Há 60 anos, TV Santos era inaugurada como a sétima emissora brasileira, a primeira fora de capital
Dia 29 de novembro de 2017, a história da TV brasileira mais uma vez virou a página, com a extinção do sinal analógico e a consequente consolidação do sistema digital no país. Em Santos, os primeiros passos na direção da qualidade em alta definição de imagem (ou HD – High Definition) já tinham sido dados há alguns anos, mais especificamente em março de 2009, quando do início das transmissões pelo novo modelo através da TV Tribuna, o que tornou a afiliada da Rede Globo na Baixada Santista, criada em 1992, a terceira emissora situada fora de capitais a implantar a novidade.
Participar de protagonismos na área televisiva, assim, e apesar de muita gente desconhecer, é algo que já faz parte da história santista no segmento. A começar pela própria chegada da TV ao Brasil, em março de 1950, tendo como porta de entrada o Porto de Santos.
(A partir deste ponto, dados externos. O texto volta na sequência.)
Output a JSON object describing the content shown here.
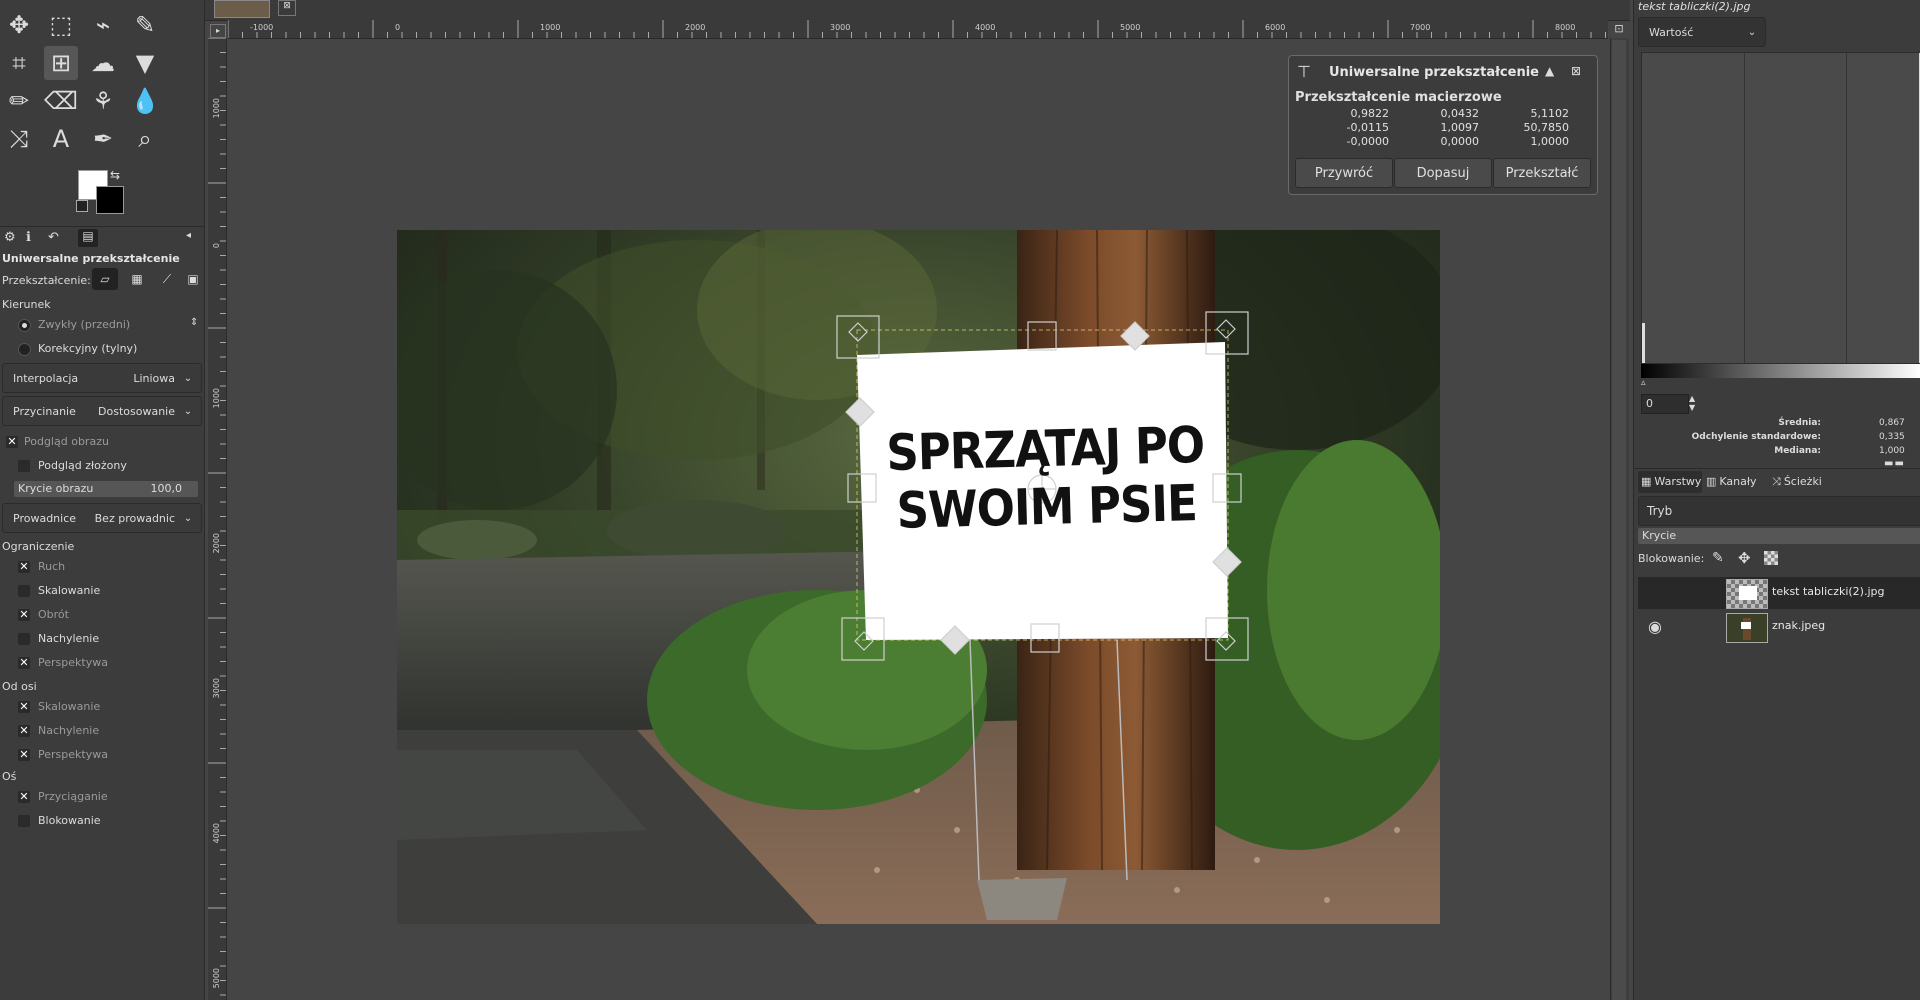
{
  "toolbox": {
    "tools": [
      {
        "name": "move-tool-icon",
        "glyph": "✥"
      },
      {
        "name": "rect-select-tool-icon",
        "glyph": "⬚"
      },
      {
        "name": "lasso-tool-icon",
        "glyph": "⌁"
      },
      {
        "name": "fuzzy-select-tool-icon",
        "glyph": "✎"
      },
      {
        "name": "crop-tool-icon",
        "glyph": "⌗"
      },
      {
        "name": "unified-transform-tool-icon",
        "glyph": "⊞"
      },
      {
        "name": "warp-tool-icon",
        "glyph": "☁"
      },
      {
        "name": "bucket-fill-tool-icon",
        "glyph": "▼"
      },
      {
        "name": "paintbrush-tool-icon",
        "glyph": "✏"
      },
      {
        "name": "eraser-tool-icon",
        "glyph": "⌫"
      },
      {
        "name": "clone-tool-icon",
        "glyph": "⚘"
      },
      {
        "name": "smudge-tool-icon",
        "glyph": "💧"
      },
      {
        "name": "paths-tool-icon",
        "glyph": "⤨"
      },
      {
        "name": "text-tool-icon",
        "glyph": "A"
      },
      {
        "name": "color-picker-tool-icon",
        "glyph": "✒"
      },
      {
        "name": "zoom-tool-icon",
        "glyph": "⌕"
      }
    ],
    "options": {
      "title": "Uniwersalne przekształcenie",
      "transform_label": "Przekształcenie:",
      "direction_label": "Kierunek",
      "direction_normal": "Zwykły (przedni)",
      "direction_corrective": "Korekcyjny (tylny)",
      "interpolation_label": "Interpolacja",
      "interpolation_value": "Liniowa",
      "clipping_label": "Przycinanie",
      "clipping_value": "Dostosowanie",
      "show_preview": "Podgląd obrazu",
      "composited_preview": "Podgląd złożony",
      "image_opacity_label": "Krycie obrazu",
      "image_opacity_value": "100,0",
      "guides_label": "Prowadnice",
      "guides_value": "Bez prowadnic",
      "constrain_label": "Ograniczenie",
      "c_move": "Ruch",
      "c_scale": "Skalowanie",
      "c_rotate": "Obrót",
      "c_shear": "Nachylenie",
      "c_perspective": "Perspektywa",
      "from_pivot_label": "Od osi",
      "p_scale": "Skalowanie",
      "p_shear": "Nachylenie",
      "p_perspective": "Perspektywa",
      "pivot_label": "Oś",
      "snap": "Przyciąganie",
      "lock": "Blokowanie"
    }
  },
  "rulers": {
    "h": [
      "-1000",
      "0",
      "1000",
      "2000",
      "3000",
      "4000",
      "5000",
      "6000",
      "7000",
      "8000"
    ],
    "v": [
      "1000",
      "0",
      "1000",
      "2000",
      "3000",
      "4000",
      "5000"
    ]
  },
  "canvas": {
    "sign_line1": "SPRZĄTAJ PO",
    "sign_line2": "SWOIM PSIE"
  },
  "transform_dialog": {
    "title": "Uniwersalne przekształcenie",
    "matrix_label": "Przekształcenie macierzowe",
    "matrix": [
      [
        "0,9822",
        "0,0432",
        "5,1102"
      ],
      [
        "-0,0115",
        "1,0097",
        "50,7850"
      ],
      [
        "-0,0000",
        "0,0000",
        "1,0000"
      ]
    ],
    "reset": "Przywróć",
    "readjust": "Dopasuj",
    "transform": "Przekształć"
  },
  "histogram": {
    "image_name": "tekst tabliczki(2).jpg",
    "channel": "Wartość",
    "range_start": "0",
    "mean_label": "Średnia:",
    "mean_value": "0,867",
    "std_label": "Odchylenie standardowe:",
    "std_value": "0,335",
    "median_label": "Mediana:",
    "median_value": "1,000"
  },
  "layers_panel": {
    "tabs": [
      "Warstwy",
      "Kanały",
      "Ścieżki"
    ],
    "mode_label": "Tryb",
    "opacity_label": "Krycie",
    "lock_label": "Blokowanie:",
    "layers": [
      {
        "name": "tekst tabliczki(2).jpg",
        "visible": false,
        "selected": true
      },
      {
        "name": "znak.jpeg",
        "visible": true,
        "selected": false
      }
    ]
  }
}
Por aqui passaram os primeiros equipamentos televisivos do país (câmeras, suítes, luzes de estúdio e toda a parafernália necessária para fazer funcionar uma emissora), adquiridos junto à norte-americana RCA (Radio Corporation of America). O desembarque das peças foi um verdadeiro acontecimento, estando presentes figuras que se destacariam no cenário do novo meio de comunicação, como Lolita Rodrigues, Yara Lins, Cassiano Gabus Mendes, Hebe Camargo e Lima Duarte, todos grandes artistas do rádio. E, entre eles, o mais importante personagem da gênese televisiva brasileira, o empresário paraibano Francisco de Assis Chateaubriand Bandeira de Mello, na época já dono da maior rede de comunicação do país – Os Diários Associados.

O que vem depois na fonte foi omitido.